それから私はデカンタの水を2杯続けて飲むと、やっと思いで部屋から出た。立つまでは良かったものの、一歩踏み出した瞬間、体はふらつきいまだアルコールが抜けきっていないことを示していた。


それでも私は何とか仕事部屋に向かう為、壁にもたれ掛かりながら廊下を進んでいく。

今日は依頼が来る日の為、スーツに着替えなくてならない。それが私、怪異専門の探偵カヌス・オルニットのポリシーなのだ。


やっとの思いで書斎兼仕事部屋の前についた私は、ふと視界に違和感を覚えた。何かがおかしい。何かが違う。そんなアハ体験地味た感覚に陥っていると、ドアノブに答えを見つけた。


それは3日前にある理由から描いていた魔除けの印だった。ドアノブに直接インクで書き込み、ノブをひねる時は触らぬように注意していた筈だ。


それにも関わらず目の前のドアノブに描かれた印は、部分的に擦れて消えており、誰かが触った痕跡があった。

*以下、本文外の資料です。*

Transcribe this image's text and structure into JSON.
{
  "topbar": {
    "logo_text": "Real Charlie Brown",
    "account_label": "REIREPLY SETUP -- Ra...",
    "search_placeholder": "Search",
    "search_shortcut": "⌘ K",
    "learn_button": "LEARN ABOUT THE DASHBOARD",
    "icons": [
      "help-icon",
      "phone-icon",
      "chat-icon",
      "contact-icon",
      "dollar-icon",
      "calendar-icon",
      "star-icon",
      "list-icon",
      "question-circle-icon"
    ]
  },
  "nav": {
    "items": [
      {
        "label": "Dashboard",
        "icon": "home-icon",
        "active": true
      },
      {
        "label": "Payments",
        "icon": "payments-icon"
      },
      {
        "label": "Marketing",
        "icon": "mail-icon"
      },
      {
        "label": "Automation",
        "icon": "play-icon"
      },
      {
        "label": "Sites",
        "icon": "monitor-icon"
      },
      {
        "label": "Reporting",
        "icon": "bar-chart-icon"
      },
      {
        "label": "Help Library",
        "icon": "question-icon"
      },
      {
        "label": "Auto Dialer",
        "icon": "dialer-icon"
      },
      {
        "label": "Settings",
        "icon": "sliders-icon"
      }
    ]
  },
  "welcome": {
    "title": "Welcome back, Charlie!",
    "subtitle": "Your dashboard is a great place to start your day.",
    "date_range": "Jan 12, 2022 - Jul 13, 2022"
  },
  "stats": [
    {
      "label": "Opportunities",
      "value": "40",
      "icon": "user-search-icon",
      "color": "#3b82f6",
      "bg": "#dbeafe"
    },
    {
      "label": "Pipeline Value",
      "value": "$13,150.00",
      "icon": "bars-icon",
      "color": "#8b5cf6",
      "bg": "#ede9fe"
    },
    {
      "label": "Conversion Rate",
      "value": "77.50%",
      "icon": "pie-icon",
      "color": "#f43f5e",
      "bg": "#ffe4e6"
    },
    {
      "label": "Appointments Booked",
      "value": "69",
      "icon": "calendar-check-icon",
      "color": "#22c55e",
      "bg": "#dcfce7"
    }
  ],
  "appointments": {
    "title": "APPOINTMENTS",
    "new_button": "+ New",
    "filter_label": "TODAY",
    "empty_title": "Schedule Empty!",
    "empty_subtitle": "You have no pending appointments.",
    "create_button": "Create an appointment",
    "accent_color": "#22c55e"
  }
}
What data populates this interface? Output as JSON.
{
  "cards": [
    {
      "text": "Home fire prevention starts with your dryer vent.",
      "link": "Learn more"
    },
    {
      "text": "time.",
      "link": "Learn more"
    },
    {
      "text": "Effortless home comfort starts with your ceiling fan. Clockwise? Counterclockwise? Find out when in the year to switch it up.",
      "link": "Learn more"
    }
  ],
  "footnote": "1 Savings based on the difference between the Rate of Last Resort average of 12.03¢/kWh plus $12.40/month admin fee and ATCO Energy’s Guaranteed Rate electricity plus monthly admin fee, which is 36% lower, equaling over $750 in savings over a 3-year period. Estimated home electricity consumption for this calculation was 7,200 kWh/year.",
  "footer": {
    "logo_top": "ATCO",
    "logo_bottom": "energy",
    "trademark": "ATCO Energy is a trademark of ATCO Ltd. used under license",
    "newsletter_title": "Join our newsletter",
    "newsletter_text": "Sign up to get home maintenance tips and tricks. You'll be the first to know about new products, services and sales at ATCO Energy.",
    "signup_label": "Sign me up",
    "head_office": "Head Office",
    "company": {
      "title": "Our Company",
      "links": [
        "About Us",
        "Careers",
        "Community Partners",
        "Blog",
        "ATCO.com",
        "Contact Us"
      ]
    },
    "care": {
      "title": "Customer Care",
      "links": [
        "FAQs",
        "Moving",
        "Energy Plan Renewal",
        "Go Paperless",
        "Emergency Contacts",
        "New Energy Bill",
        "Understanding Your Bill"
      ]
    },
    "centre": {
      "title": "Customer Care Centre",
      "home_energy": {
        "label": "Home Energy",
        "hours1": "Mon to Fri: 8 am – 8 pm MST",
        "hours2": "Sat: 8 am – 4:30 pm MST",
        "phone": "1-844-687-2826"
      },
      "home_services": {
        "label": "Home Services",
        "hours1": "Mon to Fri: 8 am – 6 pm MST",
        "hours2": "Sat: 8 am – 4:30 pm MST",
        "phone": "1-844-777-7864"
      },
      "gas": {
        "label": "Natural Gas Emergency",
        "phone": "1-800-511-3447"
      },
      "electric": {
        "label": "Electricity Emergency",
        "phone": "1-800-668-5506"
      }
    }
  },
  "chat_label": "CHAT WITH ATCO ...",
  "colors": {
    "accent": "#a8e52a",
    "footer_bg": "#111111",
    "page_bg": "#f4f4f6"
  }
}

その痕跡の主がヤミュレー氏であることは想像に難くない。


そして仕事部屋に放置されたある一つのアイテム。18世紀イギリスにて退廃的なカルトが使っていた『青銅造りのオルゴール』。


その魔力が我が友を餌食にしようと、ここまで呼び寄せたに違いない。

しかしその願いは道半ばで倒れることとなった。何故ならドアノブに描かれた魔除けの印によって、オルゴールの邪悪な魔力は祓われ獲物は逃げてしまったのだから。


そんな自身の推理に酔いしれながら、私はそっと仕事部屋のドアを開けた。そして机の上に置いてある"半開き"のオルゴールをそっと閉じると、頑丈な縄でグルグル巻に縛り上げ、部屋の窓からテムズ川へとオルゴールを投げ捨てたのだった。